Día Mundial de las Enfermedades Raras: el reto silencioso que afecta a millones en México

Mariana nació en un hospital del centro de México. Desde sus primeras semanas, sus padres percibieron señales silenciosas de alerta: un tono muscular bajo, dificultades para alimentarse, talla y peso bajo para la edad, cuadros de estreñimiento, así como fatiga y letargo. Visitó médicos de distintos estados, realizó estudios y, tras años de incertidumbre, finalmente recibió un diagnóstico: hipotiroidismo congénito, una enfermedad rara con base genética. Para esta familia, el diagnóstico de la enfermedad no solo dio razón al estado de su hija, sino que marcó el inicio de una nueva etapa de retos, cuidados y búsqueda de tratamientos.
La historia de Mariana no es excepcional. En México se reconocen distintas enfermedades raras como: Síndrome de Turner, la Enfermedad de Pompe, la Hemofilia, la Espina Bífida, la Fibrosis Quística, la Histiocitosis, el Hipotiroidismo Congénito, la Fenilcetonuria, la Galactosemia, la Enfermedad de Gaucher, la Enfermedad de Fabry, la Hiperplasia Suprarrenal Congénita y la Homocistinuria. Estas condiciones se caracterizan por su baja frecuencia -afectan a menos de cinco personas por cada 10 mil habitantes- lo que limita el conocimiento clínico y la disponibilidad de tratamientos específicos.
A nivel mundial hay más de 7 mil enfermedades raras identificadas, y solo un pequeño porcentaje cuenta con opciones terapéuticas aprobadas. En México, la cifra de personas que conviven con alguna de estas condiciones se estima entre 8 y 10 millones, lo que representa un desafío importante para el sistema de salud, la investigación y las familias afectadas.
Para hacer frente a ello, el personal de salud ha buscado desarrollar estrategias innovadoras y audaces enfocadas en el desarrollo de la ciencia y la tecnología en áreas multidisciplinarias.

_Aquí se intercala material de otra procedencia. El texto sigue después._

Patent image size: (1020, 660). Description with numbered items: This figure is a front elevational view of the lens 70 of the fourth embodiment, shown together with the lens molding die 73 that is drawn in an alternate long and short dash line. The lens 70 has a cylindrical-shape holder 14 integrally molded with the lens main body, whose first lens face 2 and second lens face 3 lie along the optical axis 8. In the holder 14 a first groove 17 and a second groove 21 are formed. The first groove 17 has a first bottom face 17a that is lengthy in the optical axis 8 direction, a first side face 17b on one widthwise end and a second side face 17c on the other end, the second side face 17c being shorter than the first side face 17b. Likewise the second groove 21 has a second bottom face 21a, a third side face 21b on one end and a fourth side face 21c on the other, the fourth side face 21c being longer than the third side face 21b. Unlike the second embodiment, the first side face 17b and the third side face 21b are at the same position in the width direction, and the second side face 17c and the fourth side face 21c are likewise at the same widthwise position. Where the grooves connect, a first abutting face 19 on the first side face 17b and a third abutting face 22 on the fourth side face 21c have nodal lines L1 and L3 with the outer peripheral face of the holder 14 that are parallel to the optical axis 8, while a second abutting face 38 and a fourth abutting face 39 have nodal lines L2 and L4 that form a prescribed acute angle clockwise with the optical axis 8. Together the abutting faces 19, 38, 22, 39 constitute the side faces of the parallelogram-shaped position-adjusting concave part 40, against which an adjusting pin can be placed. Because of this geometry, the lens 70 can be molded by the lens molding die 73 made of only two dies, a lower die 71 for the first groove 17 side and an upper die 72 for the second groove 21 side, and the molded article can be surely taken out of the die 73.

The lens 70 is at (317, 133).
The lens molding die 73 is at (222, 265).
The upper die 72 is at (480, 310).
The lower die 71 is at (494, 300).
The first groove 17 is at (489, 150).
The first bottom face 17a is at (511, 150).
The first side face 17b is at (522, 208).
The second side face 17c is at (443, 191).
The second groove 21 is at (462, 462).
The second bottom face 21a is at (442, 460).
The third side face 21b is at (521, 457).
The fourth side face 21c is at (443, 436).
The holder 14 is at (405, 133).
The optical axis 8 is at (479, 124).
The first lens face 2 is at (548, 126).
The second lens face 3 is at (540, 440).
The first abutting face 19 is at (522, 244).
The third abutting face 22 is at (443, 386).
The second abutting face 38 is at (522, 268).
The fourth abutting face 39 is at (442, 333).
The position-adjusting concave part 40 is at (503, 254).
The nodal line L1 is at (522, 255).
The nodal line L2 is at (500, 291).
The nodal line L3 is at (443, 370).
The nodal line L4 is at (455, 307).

Las ciencias biomédicas en conjunto con el conocimiento clínico han sido fundamentales en la creación de técnicas de secuenciación genética, identificación de polimorfismos, mutaciones, así como alteraciones en proteínas para dar un diagnóstico más preciso y oportuno evitando así complicaciones en la salud.
A la par, el desarrollo tecnológico necesita formación médica integral y humanista. No basta con dominar una técnica de laboratorio: es esencial que el personal de salud sepa reconocer signos clínicos tempranos, interpretar resultados especializados, derivar a tiempo y, sobre todo, brindar un acompañamiento empático. Atender a una persona con una enfermedad rara implica comprender su historia, su contexto familiar y sus expectativas, además de aplicar rigor científico.

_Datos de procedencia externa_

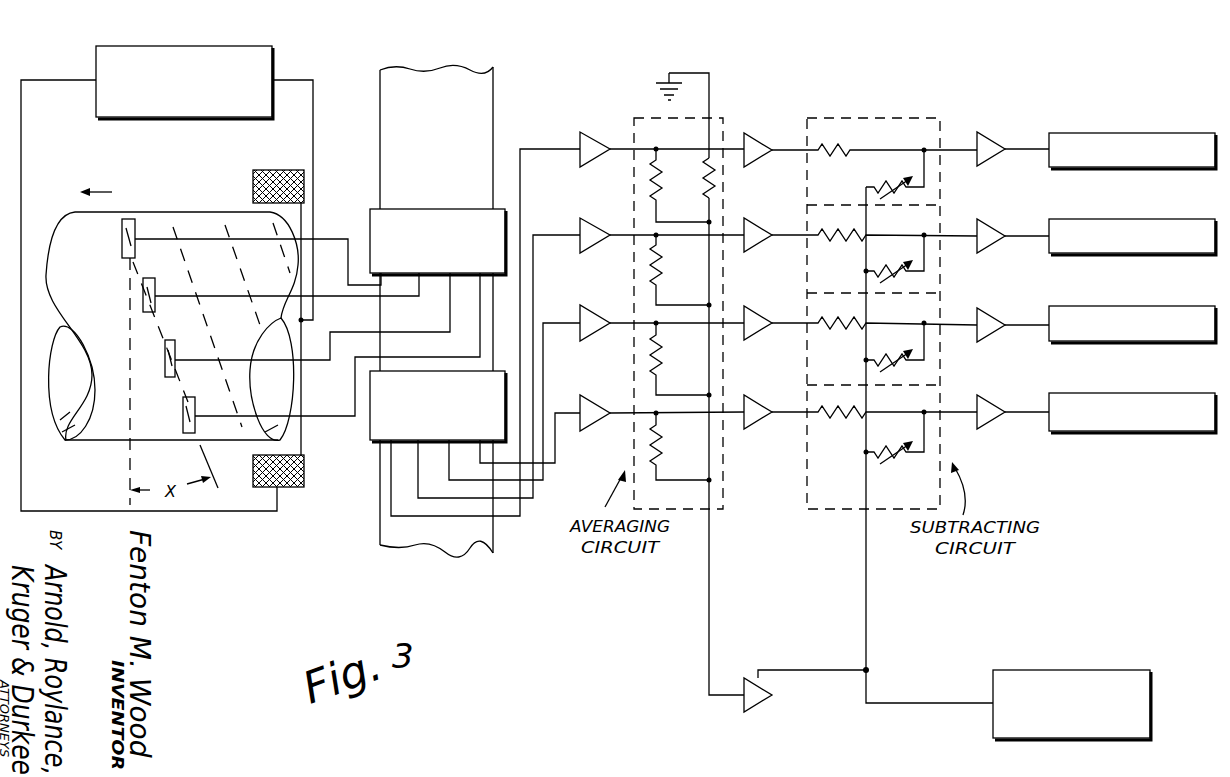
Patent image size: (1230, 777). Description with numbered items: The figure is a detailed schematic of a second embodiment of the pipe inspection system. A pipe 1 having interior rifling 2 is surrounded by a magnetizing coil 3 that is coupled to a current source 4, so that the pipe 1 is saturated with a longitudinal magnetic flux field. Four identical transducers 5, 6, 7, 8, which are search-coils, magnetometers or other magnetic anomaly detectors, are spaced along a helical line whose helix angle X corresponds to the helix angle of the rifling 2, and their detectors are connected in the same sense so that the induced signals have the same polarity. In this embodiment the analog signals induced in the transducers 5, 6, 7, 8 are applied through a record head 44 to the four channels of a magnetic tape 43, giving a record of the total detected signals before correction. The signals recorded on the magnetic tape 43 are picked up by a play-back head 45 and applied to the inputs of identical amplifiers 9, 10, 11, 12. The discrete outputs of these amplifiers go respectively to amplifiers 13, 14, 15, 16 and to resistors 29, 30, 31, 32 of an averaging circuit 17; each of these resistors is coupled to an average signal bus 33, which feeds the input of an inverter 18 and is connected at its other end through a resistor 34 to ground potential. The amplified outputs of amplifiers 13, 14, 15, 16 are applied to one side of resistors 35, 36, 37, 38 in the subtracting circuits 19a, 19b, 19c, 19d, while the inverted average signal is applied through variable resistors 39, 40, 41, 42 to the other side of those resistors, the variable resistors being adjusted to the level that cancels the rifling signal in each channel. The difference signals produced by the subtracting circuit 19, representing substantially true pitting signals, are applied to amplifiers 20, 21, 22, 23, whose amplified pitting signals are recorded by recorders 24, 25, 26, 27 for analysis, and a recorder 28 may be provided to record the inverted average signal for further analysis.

El día de hoy incentivamos la importancia de dar apoyo a nuestros pacientes y reconocemos el esfuerzo de aquellos que día a día luchan ante estas realidades que no son fáciles. Agradecemos a los médicos, investigadoras, personal de salud y sobre todo a nuestros pacientes y sus familias que nunca dejan de luchar con valor ante las adversidades.